QuCo: quartet-based co-estimation of species trees and gene trees
Data files
Nov 29, 2023 version files 6.05 GB
Abstract
Motivation: Phylogenomics faces a dilemma: on the one hand, the most accurate species and gene tree estimation methods are those that co-estimate them; on the other hand, these co-estimation methods do not scale to moderately large numbers of species. The summary-based methods, which first infer gene trees independently and then combine them, are much more scalable but are prone to gene tree estimation error, which is inevitable when inferring trees from limited-length data. Gene tree estimation error is not just random noise and can create biases such as long-branch attraction.
Results: We introduce a scalable likelihood-based approach to co-estimation under the multi-species coalescent model. The method, called quartet co-estimation (QuCo), takes as input independently inferred distributions over gene trees and computes the most likely species tree topology and internal branch length for each quartet, marginalizing over gene tree topologies and ignoring branch lengths by making several simplifying assumptions. It then updates the gene tree posterior probabilities based on the species tree. The focus on gene tree topologies and the heuristic division to quartets enables fast likelihood calculations. We benchmark our method with extensive simulations for quartet trees in zones known to produce biased species trees and further with larger trees. We also run QuCo on a biological dataset of bees. Our results show better accuracy than the summary-based approach ASTRAL run on estimated gene trees.

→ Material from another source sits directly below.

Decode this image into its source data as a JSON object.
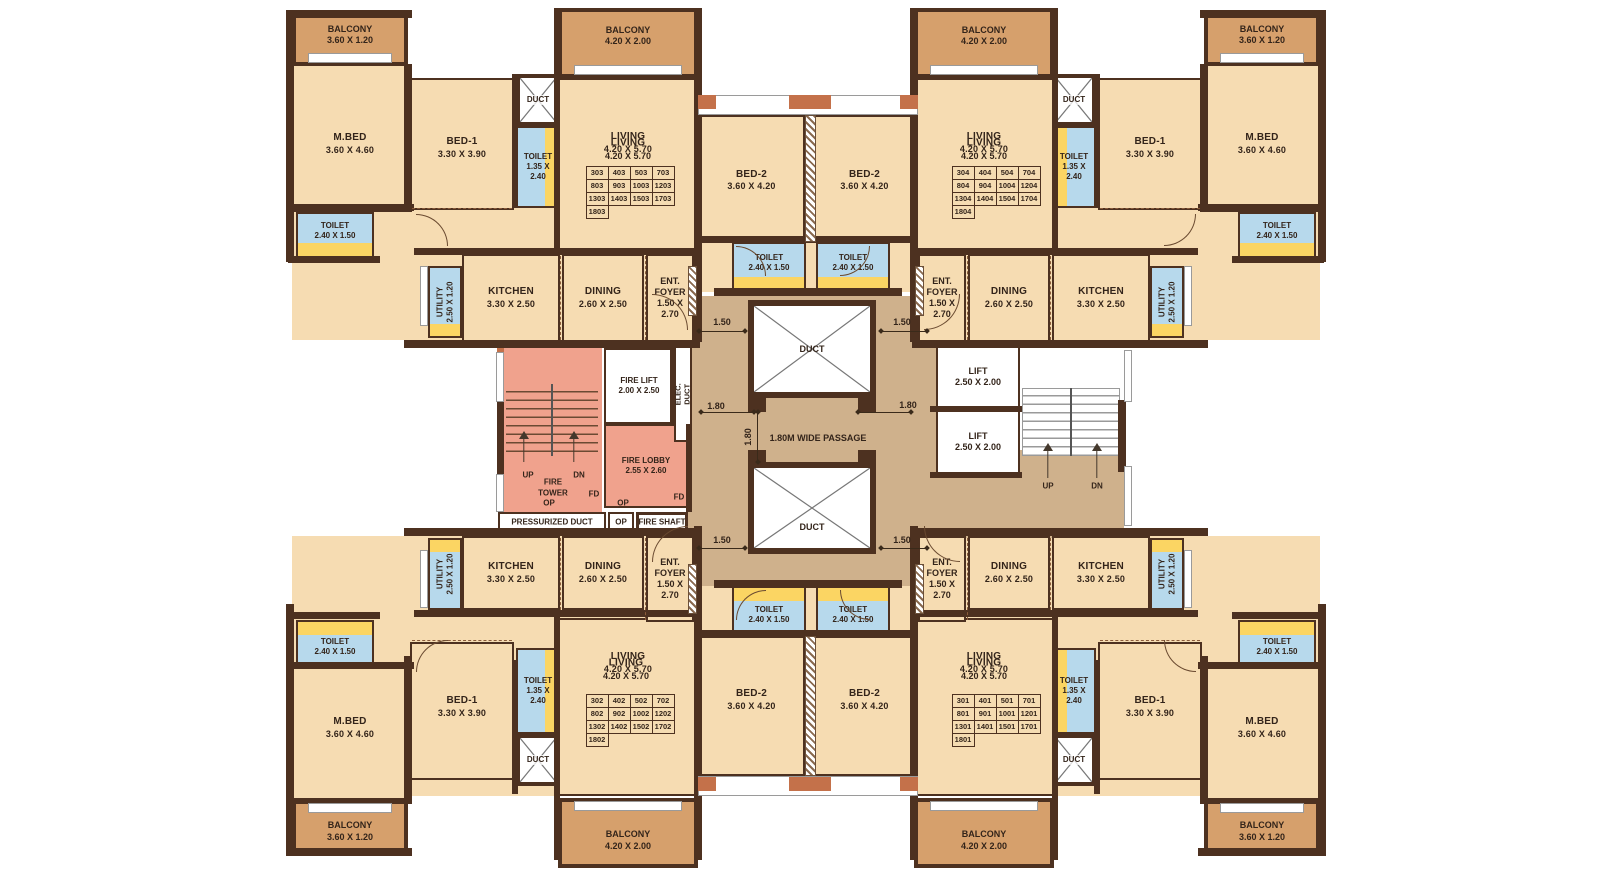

Availability and implementation: QuCo is available on https://github.com/maryamrabiee/quco. Supplementary information Supplementary data are available at Bioinformatics online.
README: Quco Dataset
https://doi.org/10.6076/D1CP4R
Date belonging to the following paper:
Rabiee, Maryam, and Siavash Mirarab. “QuCo: Quartet-Based Co-Estimation of Species Trees and Gene Trees.” Bioinformatics 38, no. Supplement1 (June 24, 2022): i413–21. https://doi.org/10.1093/bioinformatics/btac265.
Description of the data and file structure
There are several files:
Quartet-simulation-sequences.tar.gz
The main simulations presented in the paper, which involve Felsenstein’s zone quartets.
Here, we provide the simulated sequences.
Files are of the form: rep.[CU]d/R[long]l-[short]s/[rep]/seq[seqlength]/sequences.tar.gz
where
-
[seqlength]
is the sequence length and is either 1600, 800, 400, 200 -
[rep]
is the replicate number, which is between 1 and 20 -
[short]
is the length of the short branch, and varies between 0.01, 0.02, 0.04, 0.08. -
[long]
is the length of the long branch and varies between 0.1, 0.2, 0.3, and 0.4. -
[CU]
is the length of the internal branch length in coalescent units (CU) and varies between 0.1, 0.2, and 0.3.
Each file includes the simulated sequences in the fasta format for all genes of each repliate.
Anomaly-simulations-mrbayes-outputs.tar.gz
This includes the results of the anomaly zone simulations, and specifically the output of MrBayes.
For each of the 50 replicated simulations, we include:
-
[id]/mrbayes-outputs.tar.gz
Inside each archive, we have MrBayes MCMC sample from 200 loci. The files are named as follows, where locus id
is the name of the locus and we have results of four chains (runs 1--4). Each .t file includes the MCMC samples in nexus format, as generated by MrBayes.
-
seq600/[locus id]/[locus id].nex.run[1/2/3/4].t
BiologicalDataset_rj_tree_distribution.tar.gz
Biological dataset of Bossert et al. (2021) with 32 species and 1291 UCEs (http://www.ncbi.nlm.nih.gov/pubmed/33367855).
Here, for reproducabililty, we provide MrBayes tree distributions. For each of the 1291 loci, you can find the following files:
-
uce-[ucid].run[1/2].t
: The MCM sample in nexus format from MrBayes, for chain (run) 1 or 2.
Sharing/Access information
The rest of the data is available on
Code/Software
The simulated data are generated using Simphy
Methods
Data are simulated by us and provided here for reproducibility.